Analogous Challenges in AI Development

We say that with baking a cake, even though knowing and measuring all ingredients is essential for successful baking, it does not allow for the perfect prediction of a cake’s internal structure. The unpredictable interplay between chemical reactions, physical processes, and environmental factors means that each cake is unique, even under seemingly identical conditions. This unpredictability is part of what makes baking both a science and an art. If this is so for cakes that we have been making for centuries, what about AI development, which we have only been developing over a few decades? The implications and potential consequences are far greater than if your recipe results in you having to serve a sloughed cake!

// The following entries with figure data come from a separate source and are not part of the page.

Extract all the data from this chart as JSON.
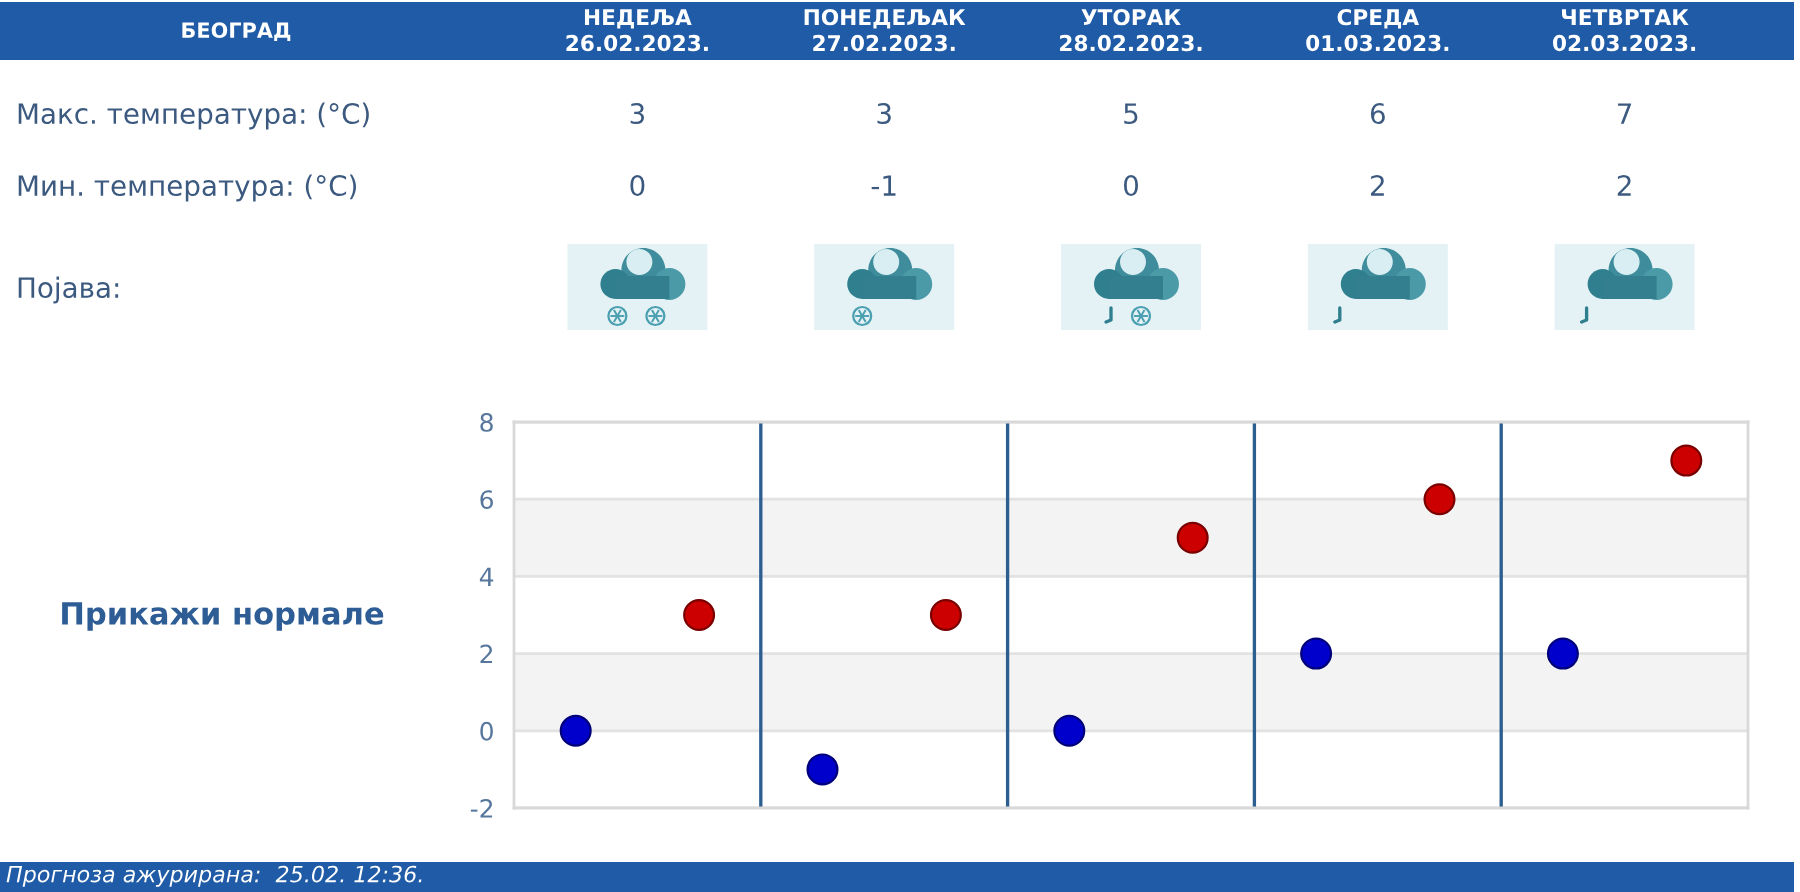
{
  "chart_data": {
    "type": "scatter",
    "title": "БЕОГРАД",
    "categories": [
      null,
      null,
      null,
      null,
      null
    ],
    "series": [
      {
        "color": "#cc0000",
        "values": [
          3,
          3,
          5,
          6,
          7
        ]
      },
      {
        "color": "#0000cc",
        "values": [
          0,
          -1,
          0,
          2,
          2
        ]
      }
    ],
    "ylim": [
      -2,
      8
    ],
    "yticks": [
      -2,
      0,
      2,
      4,
      6,
      8
    ],
    "grid": "y",
    "bands": [
      {
        "axis": "y",
        "from": 0,
        "to": 2,
        "color": "#f3f3f3"
      },
      {
        "axis": "y",
        "from": 4,
        "to": 6,
        "color": "#f3f3f3"
      }
    ],
    "marker": "circle",
    "data_labels": true,
    "annotations": [
      "НЕДЕЉА\n26.02.2023.",
      "ПОНЕДЕЉАК\n27.02.2023.",
      "УТОРАК\n28.02.2023.",
      "СРЕДА\n01.03.2023.",
      "ЧЕТВРТАК\n02.03.2023.",
      "Макс. температура: (°C)",
      "Мин. температура: (°C)",
      "Појава:",
      "Прикажи нормале",
      "Прогноза ажурирана:  25.02. 12:36."
    ]
  }
}
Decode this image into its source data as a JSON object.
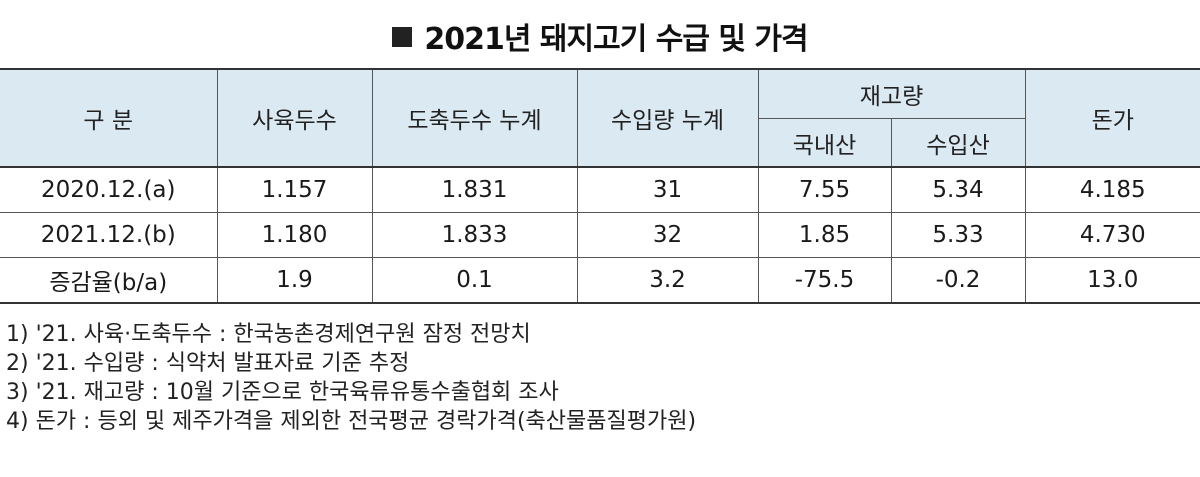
{
  "title": "2021년 돼지고기 수급 및 가격",
  "table": {
    "headers": {
      "category": "구 분",
      "breeding_count": "사육두수",
      "slaughter_cumulative": "도축두수 누계",
      "import_cumulative": "수입량 누계",
      "inventory": "재고량",
      "inventory_domestic": "국내산",
      "inventory_imported": "수입산",
      "price": "돈가"
    },
    "rows": [
      [
        "2020.12.(a)",
        "1.157",
        "1.831",
        "31",
        "7.55",
        "5.34",
        "4.185"
      ],
      [
        "2021.12.(b)",
        "1.180",
        "1.833",
        "32",
        "1.85",
        "5.33",
        "4.730"
      ],
      [
        "증감율(b/a)",
        "1.9",
        "0.1",
        "3.2",
        "-75.5",
        "-0.2",
        "13.0"
      ]
    ]
  },
  "notes": [
    "1) '21. 사육·도축두수 : 한국농촌경제연구원 잠정 전망치",
    "2) '21. 수입량 : 식약처 발표자료 기준 추정",
    "3) '21. 재고량 : 10월 기준으로 한국육류유통수출협회 조사",
    "4) 돈가 : 등외 및 제주가격을 제외한 전국평균 경락가격(축산물품질평가원)"
  ]
}
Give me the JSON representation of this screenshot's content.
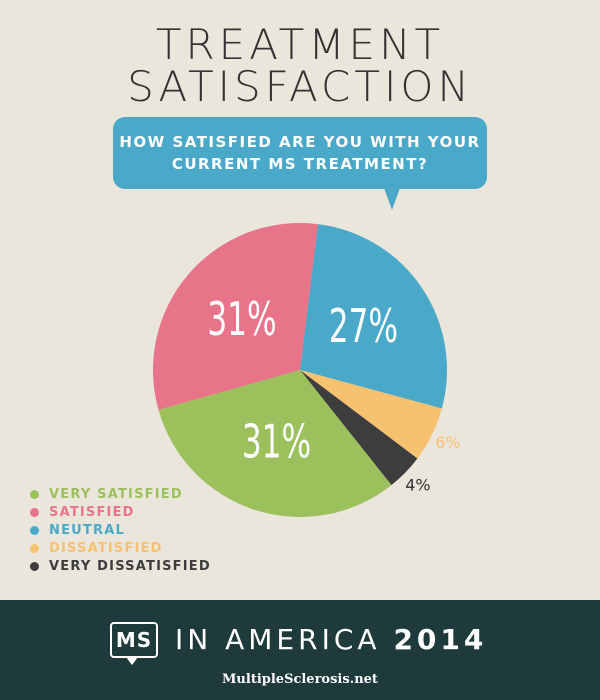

Limits of Predictability for AI Systems

Just as the structure of a cake is influenced by a multitude of interacting variables—some of which are difficult to control or predict—the development and performance of artificial intelligence (AI) systems share similar complexities. In AI, even with precise algorithms and well-defined data inputs, the internal workings and outcomes of a model are shaped by countless factors, including data quality, model architecture, hyperparameter choices, and subtle environmental influences.

Much like unpredictable air pockets or temperature fluctuations in baking, small variations in training data, random initialization, or hardware performance can lead to different outcomes in AI models, even when the process appears to be strictly controlled. The emergent behaviour of an AI system, analogous to the crumb texture of a cake, is the result of intricate and often non-linear interactions between components. This means that perfect predictability—knowing exactly how an AI will perform on every possible input—remains elusive.

Ultimately, both baking and AI development exemplify complex systems where consistency can be achieved through careful measurement and control, but absolute certainty is unattainable due to inherent unpredictability and sensitivity to minor changes. This “unpredictability” appears to be what makes both fields continually challenging and rewarding, blending scientific rigour with creative problem-solving. But how much of this unpredictability should be unleashed on society?

We don’t need AI for our survival today, but at the current pace of AI development, investments, and lack of understanding, it could potentially reach a point where it dictates our survival — the question is not if, but when!